Within this sort of inverted and armored replica of The Village, the Beast has camouflaged itself (no longer as tormented and recognizable as Kevin Wendell Crumb from Split and Glass), the Monster, no longer dressed as an improbable Boogeyman. Instead, it is disguised as a family man, a very cordial neighbor, a firefighter. This camouflage is, moreover, the most claustrophobic of the traps scattered throughout Trap: the concert, Spencer’s basement, the Adams house bathroom, the limousine, the police van, the surveillance camera footage…
In a society that strives for social uniformity, complete with a new Warholian twist on fleeting fame and self-assertion (as a copy), The Butcher is the indelible incarnation of Evil, that dark and terrible component that our nature (and therefore society) has always harbored—and, indeed, will always harbor. Simulating real-time, as if we were in the realm of Snake Eyes, Shyamalan embeds all of today’s contradictions into this narrative mechanism, carving out for Saleka\Lady Raven an almost messianic role (just like the slimy The Thinker), and for Instagram an almost salvific utility.
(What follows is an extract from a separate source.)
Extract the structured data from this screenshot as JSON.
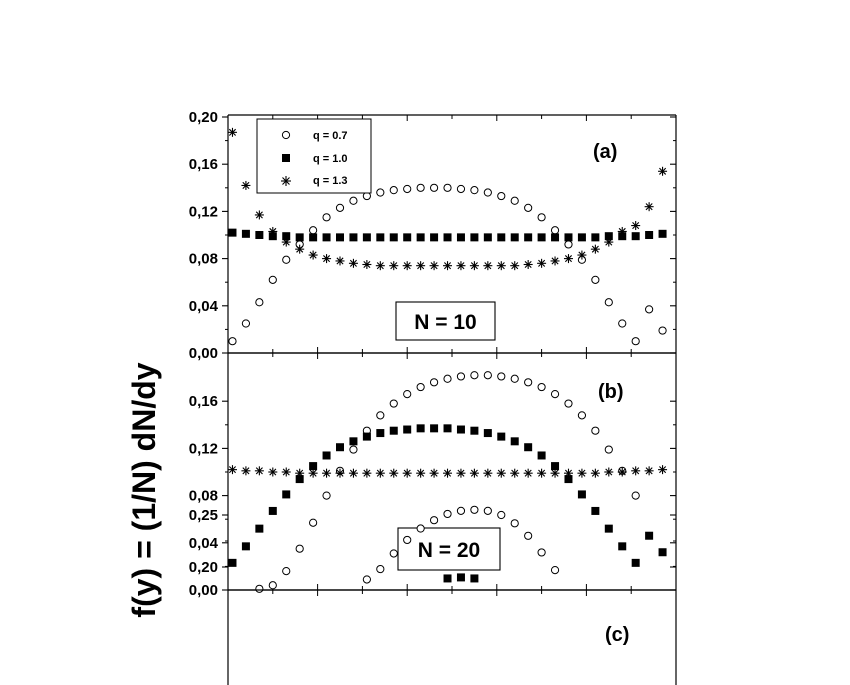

A perfect coexistence and interpenetration of Good and Evil. The importance of appearance becomes, in this case, a matter of life or death (which, coincidentally, is the title of Hayley Mills’ first film, a child actress not so dissimilar from Riley\Ariel Donoghue).
Like much of Shyamalan’s filmography, Trap is a family matter, in this case, even on the creative and production level. In and around Philadelphia, both on and off the screen, Shyamalan’s poetic vision has multiplied, becoming a factory. And if the female component plays a significant role in the realization, on screen it becomes a bearer of hope and salvation: a generational chain, from the very young Riley to the elderly profiler, that manages to stand up to Cooper, the male, The Butcher. Empathy as a shield to confront and neutralize the new Norman Bates. At least for a while.